# Beloved Tombstone Video Tutorial (2 part video)



## bobzilla (Nov 15, 2008)

Excellent work!
Just beautiful


----------



## punkineater (Apr 26, 2014)

Ditto what bobzilla ^^ said! 

I have a few questions. First, did you have to leave her on the platform you constructed her on, and 
an impolite question-how heavy is she(as in do you need a forklift to move the whole shebang)?

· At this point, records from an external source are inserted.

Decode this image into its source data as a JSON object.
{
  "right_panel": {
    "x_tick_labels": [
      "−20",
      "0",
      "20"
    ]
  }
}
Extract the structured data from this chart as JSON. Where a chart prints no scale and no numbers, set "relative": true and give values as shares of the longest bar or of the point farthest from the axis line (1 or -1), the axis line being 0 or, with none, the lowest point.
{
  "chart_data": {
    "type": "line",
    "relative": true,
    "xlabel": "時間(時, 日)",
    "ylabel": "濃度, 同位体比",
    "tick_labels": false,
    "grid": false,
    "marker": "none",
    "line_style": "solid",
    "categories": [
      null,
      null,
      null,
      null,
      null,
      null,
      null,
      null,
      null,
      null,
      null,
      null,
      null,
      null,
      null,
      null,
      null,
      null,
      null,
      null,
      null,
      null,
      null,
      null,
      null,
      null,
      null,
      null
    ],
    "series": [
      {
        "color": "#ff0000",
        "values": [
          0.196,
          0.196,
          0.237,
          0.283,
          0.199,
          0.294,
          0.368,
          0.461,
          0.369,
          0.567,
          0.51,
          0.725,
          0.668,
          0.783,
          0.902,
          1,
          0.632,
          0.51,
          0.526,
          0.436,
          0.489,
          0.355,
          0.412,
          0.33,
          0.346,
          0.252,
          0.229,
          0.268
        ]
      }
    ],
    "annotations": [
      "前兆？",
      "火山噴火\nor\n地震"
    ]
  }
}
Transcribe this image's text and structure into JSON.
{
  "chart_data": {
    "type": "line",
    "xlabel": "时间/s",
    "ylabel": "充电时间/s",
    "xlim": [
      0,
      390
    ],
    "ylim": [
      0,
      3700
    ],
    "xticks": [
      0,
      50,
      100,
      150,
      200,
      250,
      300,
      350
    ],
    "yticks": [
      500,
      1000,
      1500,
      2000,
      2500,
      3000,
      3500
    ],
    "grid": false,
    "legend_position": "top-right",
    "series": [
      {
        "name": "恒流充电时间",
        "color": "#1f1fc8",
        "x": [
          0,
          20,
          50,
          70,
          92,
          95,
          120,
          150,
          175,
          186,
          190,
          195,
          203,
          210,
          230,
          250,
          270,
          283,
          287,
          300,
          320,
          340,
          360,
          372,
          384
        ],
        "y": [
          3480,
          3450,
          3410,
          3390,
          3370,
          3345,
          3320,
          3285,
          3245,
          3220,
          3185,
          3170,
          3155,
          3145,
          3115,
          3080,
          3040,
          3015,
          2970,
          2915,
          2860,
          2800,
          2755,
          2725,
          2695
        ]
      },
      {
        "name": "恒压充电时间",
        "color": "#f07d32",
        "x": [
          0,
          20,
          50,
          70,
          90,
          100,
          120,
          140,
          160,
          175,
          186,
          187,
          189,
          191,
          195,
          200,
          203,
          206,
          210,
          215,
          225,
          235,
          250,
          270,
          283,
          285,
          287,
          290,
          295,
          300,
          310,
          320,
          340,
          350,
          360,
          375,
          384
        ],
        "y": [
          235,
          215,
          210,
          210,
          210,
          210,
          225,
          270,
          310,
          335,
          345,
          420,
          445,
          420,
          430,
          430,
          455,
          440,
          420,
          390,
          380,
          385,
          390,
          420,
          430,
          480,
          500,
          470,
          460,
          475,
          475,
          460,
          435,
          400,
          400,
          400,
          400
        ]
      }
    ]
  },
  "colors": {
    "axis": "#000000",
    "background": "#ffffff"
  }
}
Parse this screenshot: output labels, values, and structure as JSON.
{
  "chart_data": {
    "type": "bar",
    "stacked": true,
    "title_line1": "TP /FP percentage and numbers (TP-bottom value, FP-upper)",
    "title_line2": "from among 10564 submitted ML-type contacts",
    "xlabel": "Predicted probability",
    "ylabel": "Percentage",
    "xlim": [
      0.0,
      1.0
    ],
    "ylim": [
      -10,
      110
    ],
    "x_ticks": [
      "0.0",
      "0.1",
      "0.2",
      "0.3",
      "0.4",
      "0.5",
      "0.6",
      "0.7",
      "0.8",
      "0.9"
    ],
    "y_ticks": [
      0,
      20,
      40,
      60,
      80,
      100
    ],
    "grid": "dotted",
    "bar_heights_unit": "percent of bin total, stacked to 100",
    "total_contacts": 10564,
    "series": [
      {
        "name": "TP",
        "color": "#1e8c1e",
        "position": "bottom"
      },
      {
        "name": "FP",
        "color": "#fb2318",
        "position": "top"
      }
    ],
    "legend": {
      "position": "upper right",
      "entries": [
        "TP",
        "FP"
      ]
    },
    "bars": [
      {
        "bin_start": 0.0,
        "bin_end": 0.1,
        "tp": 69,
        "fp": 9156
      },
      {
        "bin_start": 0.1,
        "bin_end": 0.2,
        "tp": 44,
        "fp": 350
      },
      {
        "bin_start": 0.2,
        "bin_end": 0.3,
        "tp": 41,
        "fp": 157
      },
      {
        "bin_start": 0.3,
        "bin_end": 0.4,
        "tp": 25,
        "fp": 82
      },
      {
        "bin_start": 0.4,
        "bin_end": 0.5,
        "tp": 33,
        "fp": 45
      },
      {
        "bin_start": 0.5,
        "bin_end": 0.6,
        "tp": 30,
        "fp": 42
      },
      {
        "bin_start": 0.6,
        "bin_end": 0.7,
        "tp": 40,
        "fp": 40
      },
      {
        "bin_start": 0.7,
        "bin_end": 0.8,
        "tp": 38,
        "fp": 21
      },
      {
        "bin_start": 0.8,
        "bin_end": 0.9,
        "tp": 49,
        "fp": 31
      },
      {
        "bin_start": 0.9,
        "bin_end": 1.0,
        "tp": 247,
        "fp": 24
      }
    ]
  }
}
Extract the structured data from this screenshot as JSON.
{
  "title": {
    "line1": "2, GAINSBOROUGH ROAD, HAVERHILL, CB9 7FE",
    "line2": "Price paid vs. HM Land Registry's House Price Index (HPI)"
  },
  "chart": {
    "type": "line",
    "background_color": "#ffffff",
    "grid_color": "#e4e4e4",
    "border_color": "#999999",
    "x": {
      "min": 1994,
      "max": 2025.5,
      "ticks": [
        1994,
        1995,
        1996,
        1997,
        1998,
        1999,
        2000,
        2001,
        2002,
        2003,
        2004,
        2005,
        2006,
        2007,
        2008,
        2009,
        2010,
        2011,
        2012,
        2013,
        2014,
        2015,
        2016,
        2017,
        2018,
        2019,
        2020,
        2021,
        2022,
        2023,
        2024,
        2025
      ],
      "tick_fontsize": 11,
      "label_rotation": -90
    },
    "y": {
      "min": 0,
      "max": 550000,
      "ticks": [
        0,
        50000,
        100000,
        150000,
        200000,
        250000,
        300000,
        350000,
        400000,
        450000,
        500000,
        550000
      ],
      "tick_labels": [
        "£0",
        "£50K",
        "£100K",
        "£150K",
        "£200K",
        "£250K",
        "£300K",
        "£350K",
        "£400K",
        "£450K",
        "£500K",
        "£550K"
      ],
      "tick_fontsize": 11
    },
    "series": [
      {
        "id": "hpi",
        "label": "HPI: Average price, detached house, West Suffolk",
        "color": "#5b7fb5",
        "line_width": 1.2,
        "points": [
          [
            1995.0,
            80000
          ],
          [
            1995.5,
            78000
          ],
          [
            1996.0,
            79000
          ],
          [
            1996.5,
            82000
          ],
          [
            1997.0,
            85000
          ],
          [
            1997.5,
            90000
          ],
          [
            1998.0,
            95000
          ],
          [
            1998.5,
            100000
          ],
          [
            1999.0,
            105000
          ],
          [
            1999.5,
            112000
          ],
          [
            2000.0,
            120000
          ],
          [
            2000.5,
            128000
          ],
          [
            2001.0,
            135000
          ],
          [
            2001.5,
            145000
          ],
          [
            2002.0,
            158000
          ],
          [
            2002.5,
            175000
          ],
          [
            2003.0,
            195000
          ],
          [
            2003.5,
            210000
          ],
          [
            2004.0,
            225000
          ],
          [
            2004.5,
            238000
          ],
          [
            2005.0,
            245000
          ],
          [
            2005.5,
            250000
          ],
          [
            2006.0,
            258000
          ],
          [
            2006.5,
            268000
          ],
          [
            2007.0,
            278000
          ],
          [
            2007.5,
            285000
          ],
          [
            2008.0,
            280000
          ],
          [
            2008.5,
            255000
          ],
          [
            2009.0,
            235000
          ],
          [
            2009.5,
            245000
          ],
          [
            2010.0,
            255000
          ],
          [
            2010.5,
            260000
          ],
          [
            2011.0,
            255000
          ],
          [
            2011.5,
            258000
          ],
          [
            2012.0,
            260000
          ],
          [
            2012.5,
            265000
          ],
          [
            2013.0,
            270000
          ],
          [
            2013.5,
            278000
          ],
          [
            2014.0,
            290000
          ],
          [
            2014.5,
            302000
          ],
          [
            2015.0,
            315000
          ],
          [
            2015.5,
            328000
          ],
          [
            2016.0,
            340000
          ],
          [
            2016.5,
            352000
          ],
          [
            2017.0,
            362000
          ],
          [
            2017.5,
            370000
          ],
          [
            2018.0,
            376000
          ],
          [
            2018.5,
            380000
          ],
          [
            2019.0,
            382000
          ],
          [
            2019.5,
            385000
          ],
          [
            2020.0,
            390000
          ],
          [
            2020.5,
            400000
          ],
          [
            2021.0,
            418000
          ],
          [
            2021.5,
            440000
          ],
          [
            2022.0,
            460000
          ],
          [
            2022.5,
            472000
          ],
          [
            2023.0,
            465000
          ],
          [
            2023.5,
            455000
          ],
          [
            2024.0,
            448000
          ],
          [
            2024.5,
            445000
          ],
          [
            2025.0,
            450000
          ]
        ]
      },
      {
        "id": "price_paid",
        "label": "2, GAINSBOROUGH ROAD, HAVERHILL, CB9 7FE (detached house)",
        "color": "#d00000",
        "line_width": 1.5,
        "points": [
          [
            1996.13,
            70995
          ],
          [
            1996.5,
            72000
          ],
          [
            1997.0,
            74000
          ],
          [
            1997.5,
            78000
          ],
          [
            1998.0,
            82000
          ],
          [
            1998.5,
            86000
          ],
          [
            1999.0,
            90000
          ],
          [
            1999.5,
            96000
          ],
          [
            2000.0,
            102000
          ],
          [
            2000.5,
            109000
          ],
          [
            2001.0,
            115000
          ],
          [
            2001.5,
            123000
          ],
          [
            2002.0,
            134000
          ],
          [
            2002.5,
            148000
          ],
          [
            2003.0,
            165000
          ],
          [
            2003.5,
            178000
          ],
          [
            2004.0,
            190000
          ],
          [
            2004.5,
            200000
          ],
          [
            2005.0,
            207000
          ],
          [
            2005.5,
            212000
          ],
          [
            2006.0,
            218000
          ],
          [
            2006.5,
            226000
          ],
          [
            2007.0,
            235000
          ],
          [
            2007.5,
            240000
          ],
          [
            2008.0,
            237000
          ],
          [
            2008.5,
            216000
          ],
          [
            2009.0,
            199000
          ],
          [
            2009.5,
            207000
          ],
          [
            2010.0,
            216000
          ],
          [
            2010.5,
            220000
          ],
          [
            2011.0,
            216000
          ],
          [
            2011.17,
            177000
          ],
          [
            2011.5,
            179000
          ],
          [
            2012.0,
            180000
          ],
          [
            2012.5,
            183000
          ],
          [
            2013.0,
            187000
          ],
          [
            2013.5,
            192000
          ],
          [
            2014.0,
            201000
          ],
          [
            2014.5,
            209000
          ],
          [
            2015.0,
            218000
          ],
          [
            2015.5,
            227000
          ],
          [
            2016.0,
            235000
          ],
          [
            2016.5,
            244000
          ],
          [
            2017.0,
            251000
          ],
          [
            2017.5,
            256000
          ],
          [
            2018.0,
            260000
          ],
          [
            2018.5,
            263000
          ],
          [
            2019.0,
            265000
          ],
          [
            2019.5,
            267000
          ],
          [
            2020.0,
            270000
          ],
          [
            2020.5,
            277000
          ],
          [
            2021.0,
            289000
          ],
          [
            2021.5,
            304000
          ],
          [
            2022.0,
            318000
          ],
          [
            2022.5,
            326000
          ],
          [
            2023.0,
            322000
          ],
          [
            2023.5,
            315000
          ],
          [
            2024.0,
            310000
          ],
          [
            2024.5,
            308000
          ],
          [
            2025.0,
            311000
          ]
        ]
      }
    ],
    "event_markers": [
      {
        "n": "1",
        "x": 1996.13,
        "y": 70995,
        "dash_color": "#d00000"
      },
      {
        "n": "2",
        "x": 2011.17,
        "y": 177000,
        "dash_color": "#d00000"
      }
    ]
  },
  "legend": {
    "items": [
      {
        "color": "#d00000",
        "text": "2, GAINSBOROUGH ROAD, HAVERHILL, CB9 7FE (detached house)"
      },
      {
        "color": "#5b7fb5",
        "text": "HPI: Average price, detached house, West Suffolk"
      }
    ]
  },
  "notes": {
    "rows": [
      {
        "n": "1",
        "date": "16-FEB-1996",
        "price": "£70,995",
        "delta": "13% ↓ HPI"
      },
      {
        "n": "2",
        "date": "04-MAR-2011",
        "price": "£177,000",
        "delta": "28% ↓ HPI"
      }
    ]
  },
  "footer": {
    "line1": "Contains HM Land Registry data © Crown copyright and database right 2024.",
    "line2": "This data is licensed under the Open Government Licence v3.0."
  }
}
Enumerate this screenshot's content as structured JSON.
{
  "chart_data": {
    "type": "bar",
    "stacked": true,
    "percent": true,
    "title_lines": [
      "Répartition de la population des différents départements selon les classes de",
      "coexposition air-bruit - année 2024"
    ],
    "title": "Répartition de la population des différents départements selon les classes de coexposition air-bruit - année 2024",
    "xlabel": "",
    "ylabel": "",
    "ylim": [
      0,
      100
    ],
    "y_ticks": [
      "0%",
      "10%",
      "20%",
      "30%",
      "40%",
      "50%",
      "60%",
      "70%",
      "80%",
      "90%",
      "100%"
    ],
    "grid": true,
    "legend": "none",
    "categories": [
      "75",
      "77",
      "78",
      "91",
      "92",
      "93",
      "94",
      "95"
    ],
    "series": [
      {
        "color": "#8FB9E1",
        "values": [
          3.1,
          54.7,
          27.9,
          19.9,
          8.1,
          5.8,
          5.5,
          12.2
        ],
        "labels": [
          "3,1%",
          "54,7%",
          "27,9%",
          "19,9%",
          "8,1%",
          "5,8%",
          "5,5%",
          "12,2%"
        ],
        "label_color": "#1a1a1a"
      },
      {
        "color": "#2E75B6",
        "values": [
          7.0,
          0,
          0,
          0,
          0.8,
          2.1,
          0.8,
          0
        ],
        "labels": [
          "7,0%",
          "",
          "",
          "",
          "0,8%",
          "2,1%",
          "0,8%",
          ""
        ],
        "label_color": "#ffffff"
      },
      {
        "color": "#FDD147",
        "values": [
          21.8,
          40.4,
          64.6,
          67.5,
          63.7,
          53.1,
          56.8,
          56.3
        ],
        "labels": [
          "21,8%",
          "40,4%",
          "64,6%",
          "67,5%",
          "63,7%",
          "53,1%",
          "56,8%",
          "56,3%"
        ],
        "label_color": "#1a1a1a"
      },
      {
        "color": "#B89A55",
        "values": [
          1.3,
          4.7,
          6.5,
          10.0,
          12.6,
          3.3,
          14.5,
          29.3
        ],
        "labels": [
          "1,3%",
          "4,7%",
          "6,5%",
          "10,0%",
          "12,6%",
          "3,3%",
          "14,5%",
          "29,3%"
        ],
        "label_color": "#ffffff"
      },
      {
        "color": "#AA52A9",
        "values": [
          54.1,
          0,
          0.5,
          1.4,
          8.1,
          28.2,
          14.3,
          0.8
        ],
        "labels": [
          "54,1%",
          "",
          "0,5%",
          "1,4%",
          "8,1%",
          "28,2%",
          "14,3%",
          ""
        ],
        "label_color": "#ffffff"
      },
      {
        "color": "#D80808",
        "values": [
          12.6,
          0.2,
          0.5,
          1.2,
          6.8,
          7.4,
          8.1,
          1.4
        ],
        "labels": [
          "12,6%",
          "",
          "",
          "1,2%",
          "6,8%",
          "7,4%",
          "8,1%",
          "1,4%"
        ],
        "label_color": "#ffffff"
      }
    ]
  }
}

Went through all of your youtube vids, and subscribed. Wonderful stuff!


----------



## Grey Lady (Jan 24, 2015)

I said it on your YouTube page as well, but just stunning!!! Great videos.


----------



## creeeepycathy (Jul 12, 2011)

absolutely beautiful!


----------



## redd1981 (Sep 24, 2013)

Incredible work!


----------



## HellWolf (Jun 15, 2013)

Hauntingly beautiful !!


----------



## BarbaraJoZ (Jan 30, 2016)

Thanks punineater. Yes, by design she is forever affixed to the base. For something this big, I had to have a permanent base. For the weight....it's really not very heavy. I'm guessing 50 pounds max. It's all styrofoam, paint, plaster, and just a bit of wood. I can easily move her myself.


----------



## Scatterbrains (Nov 16, 2008)

Really nice job on the videos. Makes me tempted to try it myself....just have to figure out where to store it.

I am curious as to the cost of the hands and any specifics that would help me find them on ebay.


----------



## BarbaraJoZ (Jan 30, 2016)

Thank-you!


----------